La gestione condivisa dell'agricoltura assicura una produzione ed un consumo di risorse auto-sufficienti, rendendo di conseguenza irrilevanti surplus, valore di scambio e mercificazione di beni.
Il tentativo di emancipazione femminile, da parte dei membri del PKK e della sua leadership, ha avuto inizio con la “distruzione della virilità”. Un attacco nei confronti della falsa virilità inoculata nei soggetti maschili da parte del sistema patriarcale. Questa infusa falsa virilità faceva in modo che, mentre ogni uomo, in ogni cellula del suo corpo, veniva sfruttato e oppresso da parte del sistema capitalistico, questi a sua volta non si astenesse dallo sfruttare la propria madre, sorella, figlia e moglie.
Questa strategia è derivata dall'indagine teorica di Abdullah Ocalan, che lo ha successivamente portato ad affermare che “le donne sono le prime colonie'' e che il primo sfruttamento non è stato quello avvenuto ai danni della classe lavoratrice, bensì quello delle donne. Questo è il motivo per cui l'eguaglianza di genere tra le montagne del Kurdistan è ottenuta attraverso sforzi paralleli di rafforzamento dei poteri delle donne e purificazione degli uomini dalle malattie del patriarcato e dell'organizzazione gerarchica della società.
Le conseguenze pratiche di questo approccio sono: l'equa rappresentanza delle donne all'interno di tutte le posizioni amministrative tramite un sistema co-presidenziale e l'autonoma organizzazione ideologica, politica, sociale e militare delle donne sotto l'organizzazione autonoma: KJB (Unione Suprema delle Donne).
All'interno del Kurdistan libero, le comunità sono organizzate in modo da non considerarsi una minaccia per l'ambiente. Quando possibile, le fonti di energia rinnovabili sono favorite; al contempo, le risorse energetiche come l'acqua e il gas sono consumate in modo simbiotico al fine di sostenere tanto la società quanto l'ambiente.
È promosso il vegetarianismo e la caccia è totalmente bandita, così come la deforestazione (è permesso bruciare solo rami e alberi secchi). Tutto questo è basato sulla premessa che l'ambiente non è fonte di profitto, bensì fonte di vita; l'utilizzo dell'ambiente per sete di profitto soccombe di fronte al riconoscimento di quest'ultimo come fonte di vita.
Alcuni affermano che il PKK “non chiede più uno stato nazionale per i kurdi''. È la verità. Ad ogni modo, ciò che non risulta vero è la ragione a cui ricondurre questo cambio di paradigma.[...]
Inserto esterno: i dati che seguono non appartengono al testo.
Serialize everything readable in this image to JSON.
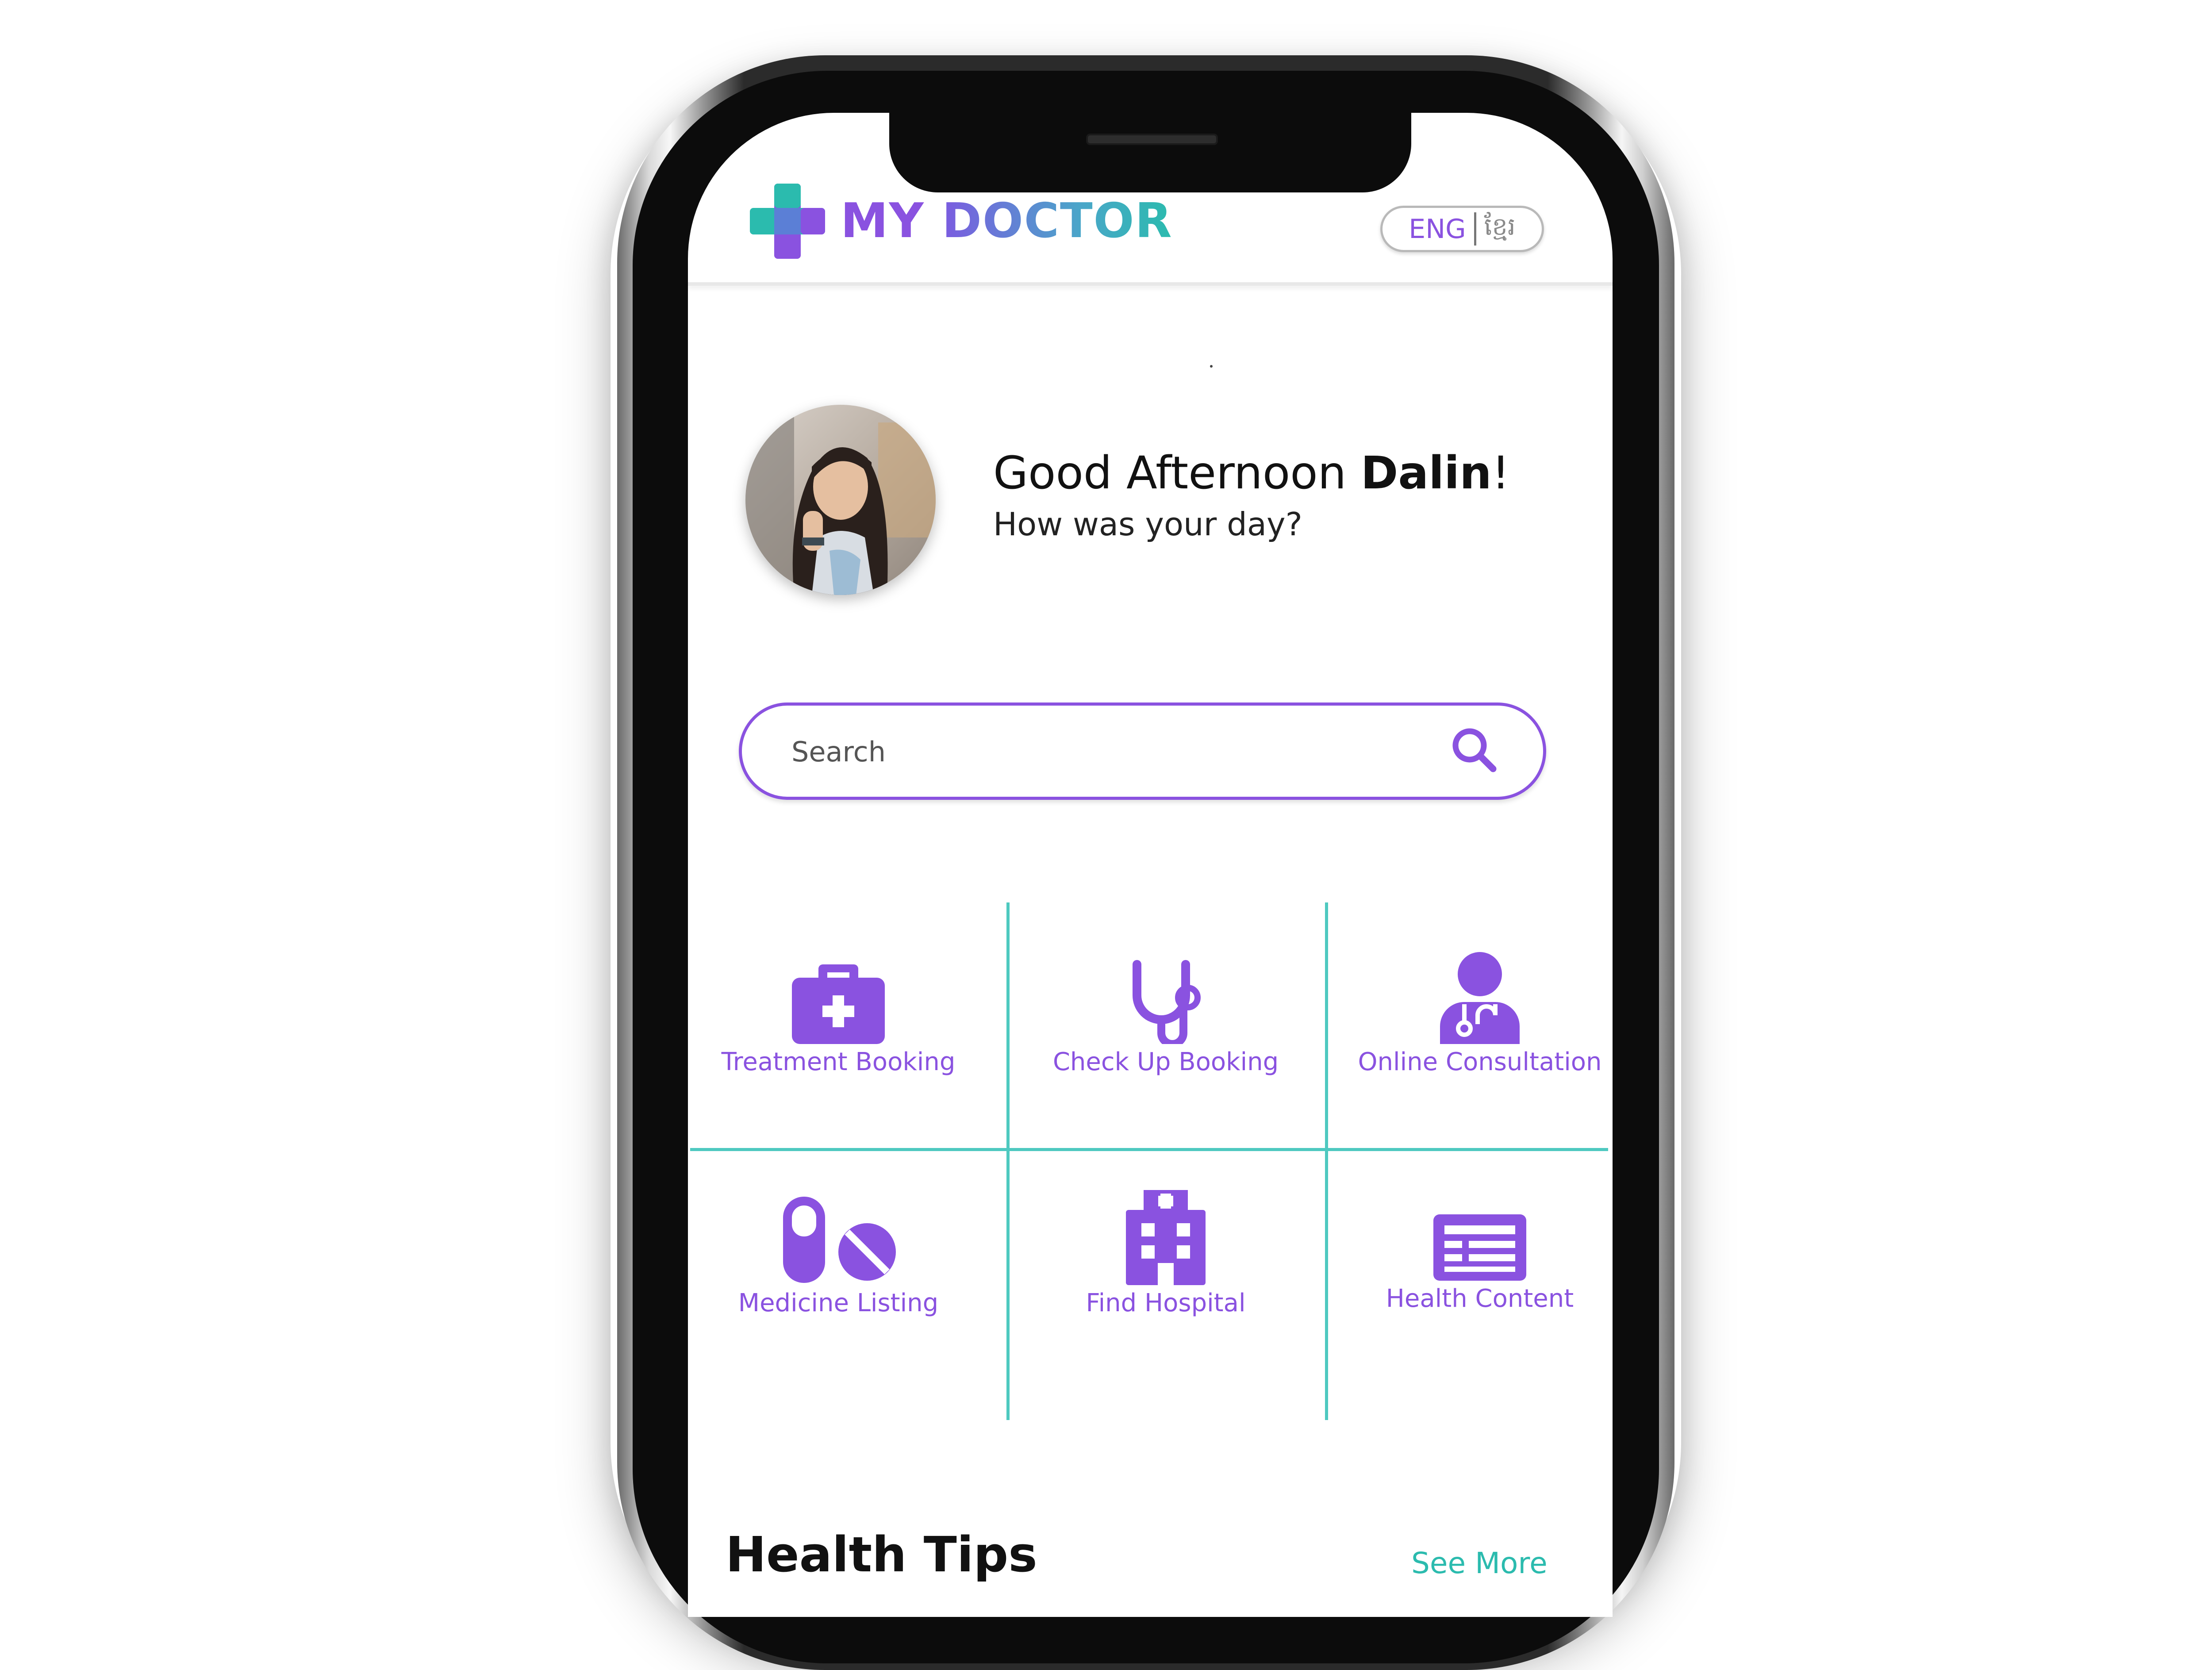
{
  "colors": {
    "accent": "#8a52e0",
    "teal": "#2bbbae",
    "divider": "#4ec9c0"
  },
  "header": {
    "logo_my": "MY",
    "logo_doctor": "DOCTOR",
    "logo_icon": "medical-cross-icon",
    "lang_en": "ENG",
    "lang_km": "ខ្មែរ"
  },
  "greeting": {
    "salutation": "Good Afternoon ",
    "name": "Dalin",
    "punct": "!",
    "subtitle": "How was your day?"
  },
  "search": {
    "placeholder": "Search",
    "icon": "search-icon"
  },
  "services": [
    {
      "label": "Treatment Booking",
      "icon": "medical-kit-icon"
    },
    {
      "label": "Check Up Booking",
      "icon": "stethoscope-icon"
    },
    {
      "label": "Online Consultation",
      "icon": "doctor-icon"
    },
    {
      "label": "Medicine Listing",
      "icon": "pills-icon"
    },
    {
      "label": "Find Hospital",
      "icon": "hospital-icon"
    },
    {
      "label": "Health Content",
      "icon": "news-icon"
    }
  ],
  "health_tips": {
    "title": "Health Tips",
    "see_more": "See More"
  }
}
Gli sviluppi in Rojava (Siria del nord) mostrano che la filosofia del leader del PKK Abdullah Ocalan, invece di rendere più moderate le richieste, sposta, per contro, l'asticella più in alto. Questo è il motivo per cui Rojava non sta combattendo solo per proteggere la propria organizzazione sociale dagli attacchi di gruppi estremisti, ma anche per proteggersi dagli attacchi dei rappresentanti del sistema di capitalismo globale come il KDP, il governo turco, il regime di Assad e l'assordante silenzio dell'occidente!
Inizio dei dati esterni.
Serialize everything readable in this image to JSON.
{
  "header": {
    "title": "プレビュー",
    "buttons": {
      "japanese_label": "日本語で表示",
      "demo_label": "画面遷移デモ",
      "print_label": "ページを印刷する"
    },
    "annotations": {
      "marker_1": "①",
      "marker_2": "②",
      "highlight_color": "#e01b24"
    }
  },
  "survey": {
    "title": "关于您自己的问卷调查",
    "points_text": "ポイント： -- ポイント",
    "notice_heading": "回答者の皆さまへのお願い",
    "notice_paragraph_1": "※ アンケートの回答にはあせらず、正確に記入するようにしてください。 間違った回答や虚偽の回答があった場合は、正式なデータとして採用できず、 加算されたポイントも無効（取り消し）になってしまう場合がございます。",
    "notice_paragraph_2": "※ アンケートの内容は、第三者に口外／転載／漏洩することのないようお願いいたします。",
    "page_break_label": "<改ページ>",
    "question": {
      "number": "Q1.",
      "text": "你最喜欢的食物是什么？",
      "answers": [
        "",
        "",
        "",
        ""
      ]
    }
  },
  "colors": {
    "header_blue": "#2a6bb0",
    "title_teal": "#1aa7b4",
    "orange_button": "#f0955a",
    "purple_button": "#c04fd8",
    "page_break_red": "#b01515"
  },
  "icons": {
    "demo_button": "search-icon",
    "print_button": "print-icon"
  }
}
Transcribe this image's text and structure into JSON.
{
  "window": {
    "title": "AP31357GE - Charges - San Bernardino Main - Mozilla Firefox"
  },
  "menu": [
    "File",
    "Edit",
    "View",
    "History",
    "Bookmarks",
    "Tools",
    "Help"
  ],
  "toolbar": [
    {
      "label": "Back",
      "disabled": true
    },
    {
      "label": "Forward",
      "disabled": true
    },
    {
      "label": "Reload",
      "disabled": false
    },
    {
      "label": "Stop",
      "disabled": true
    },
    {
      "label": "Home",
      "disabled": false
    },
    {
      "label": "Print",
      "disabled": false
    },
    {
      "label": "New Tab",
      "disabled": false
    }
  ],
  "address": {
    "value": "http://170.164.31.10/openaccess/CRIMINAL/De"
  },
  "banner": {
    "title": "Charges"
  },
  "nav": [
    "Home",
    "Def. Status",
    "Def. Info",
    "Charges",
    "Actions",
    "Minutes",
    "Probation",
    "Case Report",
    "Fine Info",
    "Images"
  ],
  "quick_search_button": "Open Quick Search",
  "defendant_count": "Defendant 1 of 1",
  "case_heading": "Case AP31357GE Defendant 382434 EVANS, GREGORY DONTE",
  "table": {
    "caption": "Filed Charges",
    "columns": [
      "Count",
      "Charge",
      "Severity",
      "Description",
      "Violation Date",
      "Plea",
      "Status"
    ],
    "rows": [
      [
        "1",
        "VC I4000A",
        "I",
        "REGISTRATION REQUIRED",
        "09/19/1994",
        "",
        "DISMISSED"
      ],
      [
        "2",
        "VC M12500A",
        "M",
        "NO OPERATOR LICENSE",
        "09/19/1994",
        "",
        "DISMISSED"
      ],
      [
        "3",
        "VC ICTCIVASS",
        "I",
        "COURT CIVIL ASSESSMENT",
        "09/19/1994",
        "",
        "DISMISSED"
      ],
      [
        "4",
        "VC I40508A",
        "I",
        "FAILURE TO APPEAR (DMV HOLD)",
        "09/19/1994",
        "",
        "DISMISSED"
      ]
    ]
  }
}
Il Movimento di Liberazione del Kurdistan guidato dal PKK non sta più chiedendo uno stato nazionale kurdo, il quale riprodurrà solamente sfruttamento, strutture gerarchiche e diseguaglianza di genere; sta piuttosto facendo appello ad un sistema alternativo di organizzazione sociale in cui la questione kurda si risolva parallelamente alle questioni dello sfruttamento, dell'emancipazione di genere e della liberazione di tutti gli uomini. La sua proposta a questo riguardo è il KCK.

Giran Ozcan

traduzione di Carlotta Pedrazzini

Questo articolo è originariamente apparso in www.kurdishquestion.com con il titolo Socialism, gender equality and social ecology in the mountains of Kurdistan.